For those of us living in the developed world, imagine the shock of waking up one morning to discover that there is no water coming out of our taps. The reality is that access to improved drinking-water sources is already a daily issue for billions of people worldwide; today, water scarcity affects more than 40 percent of the people on our planet.
Today’s World Water Day message is thought-provoking: “The World is thirsty because we are hungry” and many of our actions, such as the management of irrigation systems and domestic water supply, need to be improved to reduce water loss. Take a minute to think of all the water used to produce the food we eat. Our world is thirsty and a key consequence of the water crisis is to threaten our food security, which relies on fresh, clean water.

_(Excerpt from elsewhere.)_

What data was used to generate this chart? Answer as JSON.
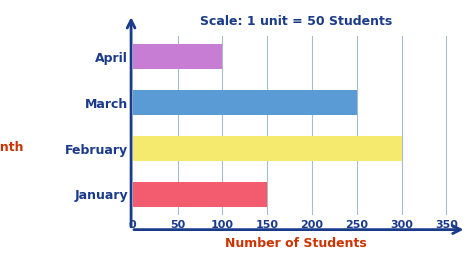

The Ramsar Convention on Wetlands has long noted the high dependence of local communities on wetland resources, particularly in developing countries and notably in terms of small-scale subsistence agriculture, domestic water supply, and other uses that may contribute directly to poverty alleviation. It has therefore been part of Ramsar’s mission to increase awareness of the connection between wetlands and water use, demonstrating the opportunities and constraints for using wetlands to address specific water management issues such as water storage, flood regulation, improving water quality and helping to create sustainable livelihoods through wise use.
Last week I was in Marseille to attend the World Water Forum and it was encouraging to share views and to realise that there is an increasing recognition of the values of healthy freshwater wetlands. Yet there is still a growing need to recognise that healthy inland water ecosystems provide reliable, clean water for direct human uses but also for keeping coastal areas healthy. Food security is not only dependent on healthy freshwater wetlands but also on healthy marine and coastal wetlands such as mangroves, coral reefs and sea grass beds – all of which play crucial roles in ensuring an enduring supply of marine products such as fish, shellfish, algae, etc., that form an integral part of our diet. These marine and coastal ecosystems are connected to inland waters and there is a need to protect the marine environment by addressing the connectivity between terrestrial, freshwater, and coastal and marine ecosystems.
The importance of wetlands for the environment and for human livelihoods has traditionally been underrated by policy- and decision-makers because of the difficulty of assigning financial values to a wetland ecosystem’s benefits, goods and services. Of some help for wetlands in this area, the Ramsar Secretariat will be working with the Economics of Ecosystems and Biodiversity (TEEB) initiative in the coming month to raise awareness of the global economic benefits of biodiversity and to highlight the growing costs of biodiversity loss and ecosystem degradation. TEEB and Ramsar will prepare a specific report on the economics of water and wetlands, for launch later this year.
On this World Water Day, the Ramsar Secretariat reaffirms its commitment to the conservation and wise use of wetlands as a contribution to securing the quantity and quality of fresh water that is required to sustain human well-being.